LDB : vous avez participé à la conférence de Bonn, qui est une sorte de préfiguration de la COP21. Comment se sont déroulées les discussions et quelles sont les grandes options qui ont été levées ?

TMM : La conférence a débuté de manière tumultueuse. Lorsque l’on s’est retrouvé au mois de février à Genève, nous avions produit un texte de 89 pages en anglais et 139 pages en français. Les pays avaient présenté leurs différentes positions, maximalistes ou contradictoires, qui ont été prises en compte dans ce texte qui est en fait un texte martyr. Le document a été produit et traduit dans les six langues des Nations unies pour servir de base légale à l’accord de Paris. Nous avons affiné le texte à Bonn  aux mois de juin, septembre et octobre. Au mois de septembre, nous avions donné mandat aux deux co-présidents du groupe de travail sur la plateforme de Durban de produire un texte. Ce qui a été fait avec la production d’un texte de 9 pages. Un effort louable puisque l’on est passé de 89 pages à 9 pages. Cependant, ce texte était complètement déséquilibré et faisait la part belle aux positions des pays développés et faisait fi de beaucoup de positions fondamentales des pays en développement. Le groupe africain a été le premier à le rejeter et à dire qu’il ne pouvait pas  servir de base d’engagement à la négociation. Le groupe des pays les moins avancés nous a rejoint et ensuite le groupe des 77 plus la Chine qui est un groupe composé de 134 pays au lieu de 78 pays comme on le croirait. On a dû revoir le mode de travail.
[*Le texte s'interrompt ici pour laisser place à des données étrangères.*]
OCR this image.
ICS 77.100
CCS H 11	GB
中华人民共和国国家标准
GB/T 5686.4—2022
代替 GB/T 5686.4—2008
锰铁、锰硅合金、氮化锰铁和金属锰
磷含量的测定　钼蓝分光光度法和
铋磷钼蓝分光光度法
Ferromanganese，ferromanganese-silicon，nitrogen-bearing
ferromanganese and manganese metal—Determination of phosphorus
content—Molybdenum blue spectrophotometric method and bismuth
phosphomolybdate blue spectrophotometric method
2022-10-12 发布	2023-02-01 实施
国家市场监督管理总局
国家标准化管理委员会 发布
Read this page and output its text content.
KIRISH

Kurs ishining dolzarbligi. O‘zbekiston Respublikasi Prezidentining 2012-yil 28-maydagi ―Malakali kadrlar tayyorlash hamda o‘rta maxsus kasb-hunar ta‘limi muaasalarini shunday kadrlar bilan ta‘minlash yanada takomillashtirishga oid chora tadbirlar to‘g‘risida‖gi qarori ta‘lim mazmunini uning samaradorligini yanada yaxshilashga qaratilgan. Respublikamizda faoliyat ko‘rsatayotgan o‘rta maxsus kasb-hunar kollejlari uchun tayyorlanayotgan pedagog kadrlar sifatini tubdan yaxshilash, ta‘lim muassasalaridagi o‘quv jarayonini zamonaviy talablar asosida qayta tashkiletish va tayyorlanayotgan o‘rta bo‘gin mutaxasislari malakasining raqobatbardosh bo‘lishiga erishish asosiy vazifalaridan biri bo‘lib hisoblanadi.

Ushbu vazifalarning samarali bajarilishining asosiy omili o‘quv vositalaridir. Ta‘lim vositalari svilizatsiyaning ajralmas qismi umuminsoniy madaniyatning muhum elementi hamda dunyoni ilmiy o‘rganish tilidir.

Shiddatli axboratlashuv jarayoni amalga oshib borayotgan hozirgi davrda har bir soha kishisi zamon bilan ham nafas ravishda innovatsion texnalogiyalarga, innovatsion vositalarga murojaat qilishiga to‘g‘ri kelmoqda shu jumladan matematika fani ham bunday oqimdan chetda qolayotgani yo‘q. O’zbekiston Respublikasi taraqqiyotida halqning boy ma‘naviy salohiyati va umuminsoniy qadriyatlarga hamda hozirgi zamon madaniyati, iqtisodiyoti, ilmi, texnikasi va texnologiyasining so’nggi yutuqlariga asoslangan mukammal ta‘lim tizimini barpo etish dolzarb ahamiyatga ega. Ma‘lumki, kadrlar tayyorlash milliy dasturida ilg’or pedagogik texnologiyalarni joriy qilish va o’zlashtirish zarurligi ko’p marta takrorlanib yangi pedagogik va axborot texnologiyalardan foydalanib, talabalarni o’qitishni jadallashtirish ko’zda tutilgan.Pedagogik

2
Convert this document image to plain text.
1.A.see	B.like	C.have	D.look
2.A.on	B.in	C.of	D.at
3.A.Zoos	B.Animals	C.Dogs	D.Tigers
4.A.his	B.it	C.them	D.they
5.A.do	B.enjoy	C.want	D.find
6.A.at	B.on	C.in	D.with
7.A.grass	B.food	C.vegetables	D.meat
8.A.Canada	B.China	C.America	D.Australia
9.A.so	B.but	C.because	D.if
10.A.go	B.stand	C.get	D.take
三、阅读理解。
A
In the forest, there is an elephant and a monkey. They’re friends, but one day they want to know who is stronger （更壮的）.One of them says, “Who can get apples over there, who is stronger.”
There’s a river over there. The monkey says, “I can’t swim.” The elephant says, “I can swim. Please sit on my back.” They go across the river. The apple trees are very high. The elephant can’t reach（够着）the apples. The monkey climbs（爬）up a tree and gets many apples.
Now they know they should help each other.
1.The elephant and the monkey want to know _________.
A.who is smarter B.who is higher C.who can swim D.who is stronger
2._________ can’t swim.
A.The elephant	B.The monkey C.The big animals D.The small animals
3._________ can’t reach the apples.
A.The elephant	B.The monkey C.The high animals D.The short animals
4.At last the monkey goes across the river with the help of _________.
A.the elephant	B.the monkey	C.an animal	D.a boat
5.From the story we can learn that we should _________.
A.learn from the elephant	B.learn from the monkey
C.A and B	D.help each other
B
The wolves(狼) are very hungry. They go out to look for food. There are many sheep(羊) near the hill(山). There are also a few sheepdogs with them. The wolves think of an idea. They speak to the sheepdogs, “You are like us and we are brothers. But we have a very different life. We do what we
Nous avons réinséré les positions fondamentales des pays en développement. Les pays développés se sont également prêtés à cet exercice. Nous sommes ainsi passés d’un texte de 9 pages à un document de 34 pages. Ce dernier va servir de document de base à Paris. Ce n’est pas un texte optimal. Il comporte toujours beaucoup d’options politiques. Mais au moins il est équilibré et nous apporte un degré de sérénité.

Quel est l’enjeu majeur pour la RDC ?

L’un des enjeux majeurs pour la RDC est celui du mécanisme de réduction des émissions liées à la déforestation et à la dégradation forêts (REDD). Le texte de 9 pages produit au début de la rencontre de Bonn ne contenait aucune option sur la REDD+. La RDC et certains pays détenteurs de forêts tropicales humides ont milité pour l’insertion des dispositions qui en tiennent compte, en sachant que quasiment 20% des émissions globales de gaz à effet de serre proviennent de la déforestation. Donc 20% du problème peuvent représenter 20% de la solution. Pour nous, le mécanisme REDD+, déjà négocié au niveau international, doit également être inscrit dans l’accord.     

LDB : Au regard de multiples divergences qui caractérisent les négociations, on peut dire qu’il n’y aura aucun accord à Paris ?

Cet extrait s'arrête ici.